Even if the Chiefs had repeated as Super Bowl champions, Stroupe says Mahomes would find motivation. Just the way he’s built. But the loss, if nothing else, made that easy.
“There’s no doubt he was motivated,” Stroupe said. “I’ve seen it. There was a little less joking around. He’s never been silly or anything like that, but I would say the word that kind of sums it up for me this offseason is intent. He was intent with everything that he did and laser focused.”
In conjunction with Chiefs vice president of sports performance Rick Burkholder and assistant athletic trainer Julie Frymyer, Mahomes beat every timeline in his injury recovery, a full participant in summer minicamps. It received the bulk of his attention in those initial weeks following the season.
But then he really got to work. With Stroupe, Mahomes concentrated on preparing his body for a longer season, to be sure, but also the movements his body might endure within one. He wanted to get the ball out of his hands more quickly, and that would demand targeted exercises.
“As you see quarterbacks mature, you still take your shots and you still hold onto the ball, but at the end of the day, we have so many playmakers on this team,” Mahomes said. “If you can get the ball out to guys like Clyde (Edwards-Helaire) and Tyreek (Hill), Mecole (Hardman) and (Travis) Kelce in the flats, they can make a lot of big plays happen.”
Stroupe instructed Mahomes to take a couple extra vacations this offseason to clear his mind. Stop thinking about football for a bit, he told him. Mahomes obliged to a certain extent — he did take some trips — but he didn’t skip the workouts. At least once, he requested Stroupe travel with him. He didn’t want to miss a day of working out.
Physically, the toe held up in minicamp.

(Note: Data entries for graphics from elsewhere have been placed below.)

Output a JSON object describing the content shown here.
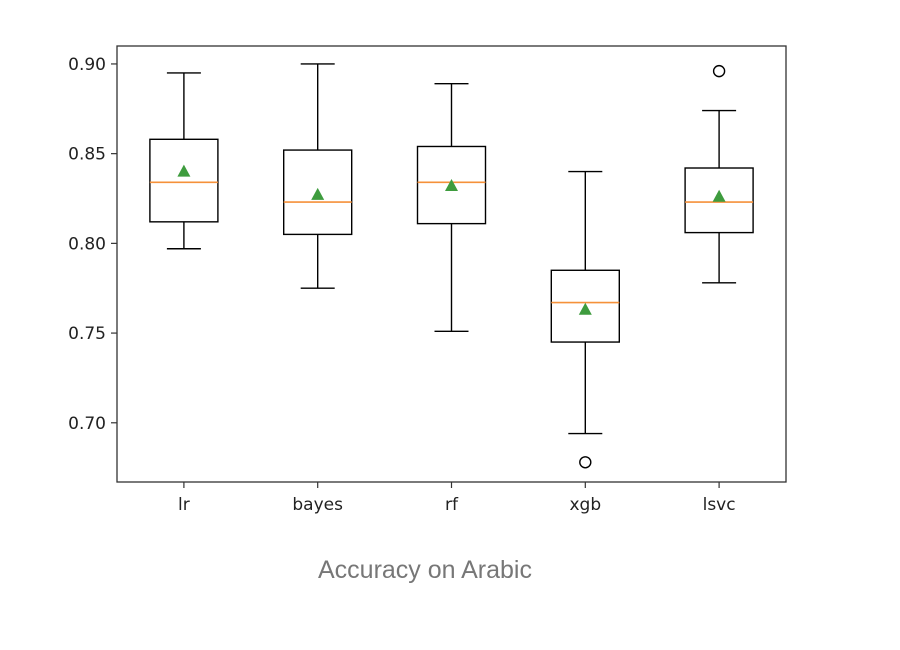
{
  "chart_data": {
    "type": "boxplot",
    "caption": "Accuracy on Arabic",
    "ylim": [
      0.667,
      0.91
    ],
    "yticks": [
      0.7,
      0.75,
      0.8,
      0.85,
      0.9
    ],
    "ytick_labels": [
      "0.70",
      "0.75",
      "0.80",
      "0.85",
      "0.90"
    ],
    "categories": [
      "lr",
      "bayes",
      "rf",
      "xgb",
      "lsvc"
    ],
    "boxes": [
      {
        "whisker_low": 0.797,
        "q1": 0.812,
        "median": 0.834,
        "q3": 0.858,
        "whisker_high": 0.895,
        "mean": 0.84,
        "outliers": []
      },
      {
        "whisker_low": 0.775,
        "q1": 0.805,
        "median": 0.823,
        "q3": 0.852,
        "whisker_high": 0.9,
        "mean": 0.827,
        "outliers": []
      },
      {
        "whisker_low": 0.751,
        "q1": 0.811,
        "median": 0.834,
        "q3": 0.854,
        "whisker_high": 0.889,
        "mean": 0.832,
        "outliers": []
      },
      {
        "whisker_low": 0.694,
        "q1": 0.745,
        "median": 0.767,
        "q3": 0.785,
        "whisker_high": 0.84,
        "mean": 0.763,
        "outliers": [
          0.678
        ]
      },
      {
        "whisker_low": 0.778,
        "q1": 0.806,
        "median": 0.823,
        "q3": 0.842,
        "whisker_high": 0.874,
        "mean": 0.826,
        "outliers": [
          0.896
        ]
      }
    ],
    "colors": {
      "median": "#f5913a",
      "mean": "#3e9c3e",
      "box": "#000000"
    },
    "grid": false
  }
}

Mentally, he turned a corner, too.
By summer, he says, he’d put it all behind him. The injury. The loss. And he’d turned toward 2021. The proof came at a celebrity golf tournament, when, during an interview, he mentioned a unique goal: 20-0, he said.
The remark stuck its intended landing, his teammates jumping on board. It became the talk of the summer in Chiefs terms, no longer the manner in which the previous year had ended.
A new year, indeed.
But before Mahomes officially moved on from that game, he had to take another look back.
He re-watched the Super Bowl a second and final time, the agony of it providing the same purpose as the first.
“That,” he said, “is how I can get better.”